Pushing out imperfections
Aside from being a widely applicable proof of concept for this suite of visualization techniques, watching the atoms move provides greater validation for the high hopes many scientists have for nanoparticle energy storage technologies.
The researchers saw the atoms move in through the corners of the nanocube and observed the formation of various imperfections within the particle as hydrogen moved within it. This sounds like an argument against the promise of nanoparticles but that’s because it’s not the whole story.
“The nanoparticle has the ability to self-heal,” said Dionne. “When you first introduce hydrogen, the particle deforms and loses its perfect crystallinity. But once the particle has absorbed as much hydrogen as it can, it transforms itself back to a perfect crystal again.”
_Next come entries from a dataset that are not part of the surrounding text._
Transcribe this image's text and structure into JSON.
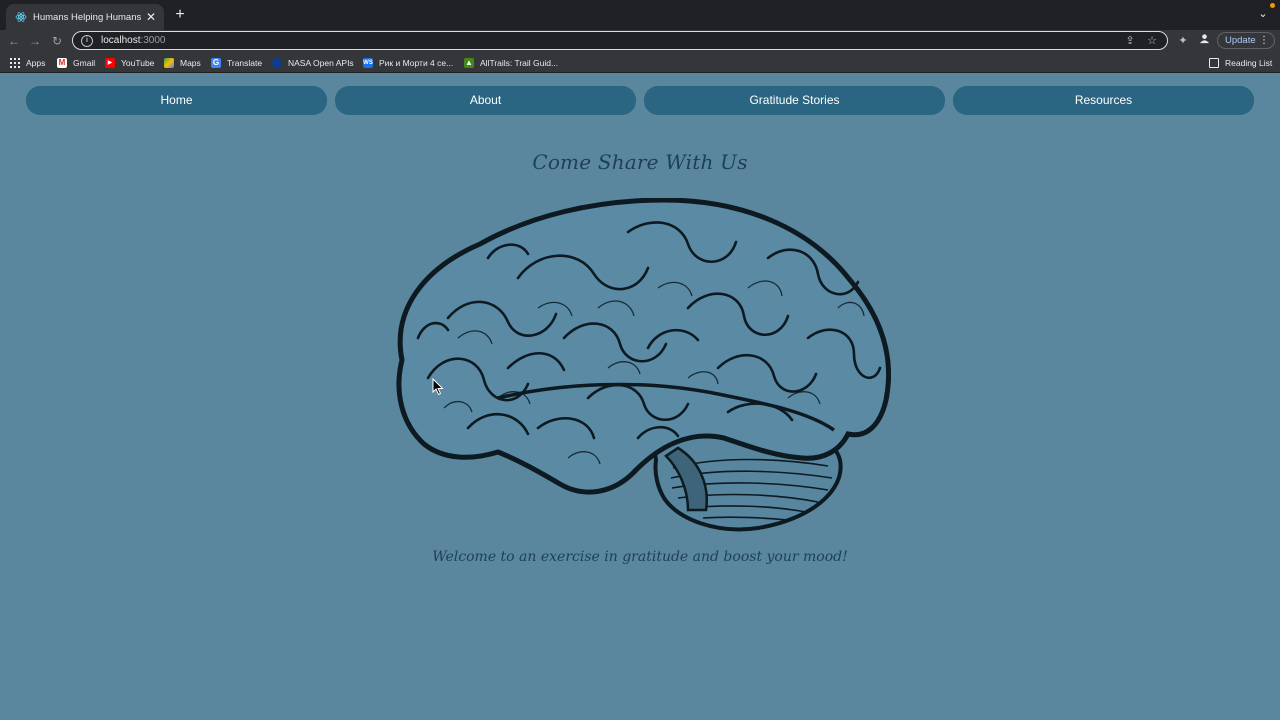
{
  "browser": {
    "tab": {
      "title": "Humans Helping Humans"
    },
    "address": {
      "host": "localhost",
      "port": ":3000"
    },
    "update_label": "Update",
    "bookmarks": [
      {
        "label": "Apps",
        "icon": "apps-grid-icon"
      },
      {
        "label": "Gmail",
        "icon": "gmail-icon"
      },
      {
        "label": "YouTube",
        "icon": "youtube-icon"
      },
      {
        "label": "Maps",
        "icon": "maps-icon"
      },
      {
        "label": "Translate",
        "icon": "translate-icon"
      },
      {
        "label": "NASA Open APIs",
        "icon": "nasa-icon"
      },
      {
        "label": "Рик и Морти 4 се...",
        "icon": "ws-icon"
      },
      {
        "label": "AllTrails: Trail Guid...",
        "icon": "alltrails-icon"
      }
    ],
    "reading_list": "Reading List"
  },
  "nav": {
    "items": [
      {
        "label": "Home"
      },
      {
        "label": "About"
      },
      {
        "label": "Gratitude Stories"
      },
      {
        "label": "Resources"
      }
    ]
  },
  "hero": {
    "headline": "Come Share With Us",
    "tagline": "Welcome to an exercise in gratitude and boost your mood!"
  },
  "colors": {
    "page_bg": "#5a879e",
    "nav_pill": "#2a6582",
    "heading_text": "#1f3f55",
    "brain_fill": "#5a8aa4",
    "brain_ink": "#0d1a22"
  }
}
The researchers describe this as imperfections being “pushed out” of the nanoparticle. This ability of the nanocube to self-heal makes it more durable, a key property needed for energy storage materials that can sustain many charge and discharge cycles.
Looking toward the future
As the efficiency of renewable energy generation increases, the need for higher quality energy storage is more pressing than ever. It’s likely that the future of storage will rely on new chemistries and the findings of this research, including the microscopy techniques the researchers refined along the way, will apply to nearly any solution in those categories.
For its part, the Dionne lab has many directions it can go from here. The team could look at a variety of material compositions, or compare how the sizes and shapes of nanoparticles affect the way they work, and, soon, take advantage of new upgrades to their microscope to study light-driven reactions. At present, Hayee has moved on to experimenting with nanorods, which have more surface area for the ions to move through, promising potentially even faster kinetics.
Additional contributors to the work include Andrea Baldi, a former postdoctoral researcher in Dionne’s lab and now an assistant professor at FOM-DIFFER in the Netherlands, and Robert Sinclair, professor of materials science and engineering at Stanford and member of the Stanford Cancer Institute.
This research was funded by the Air Force Office of Scientific Research, the National Science Foundation, the SLAC National Accelerator Laboratory in concert with the Department of Energy, the Foundation for Fundamental Research on Matter (FOM) and the Department of Energy Office of Science Graduate Fellowship Program.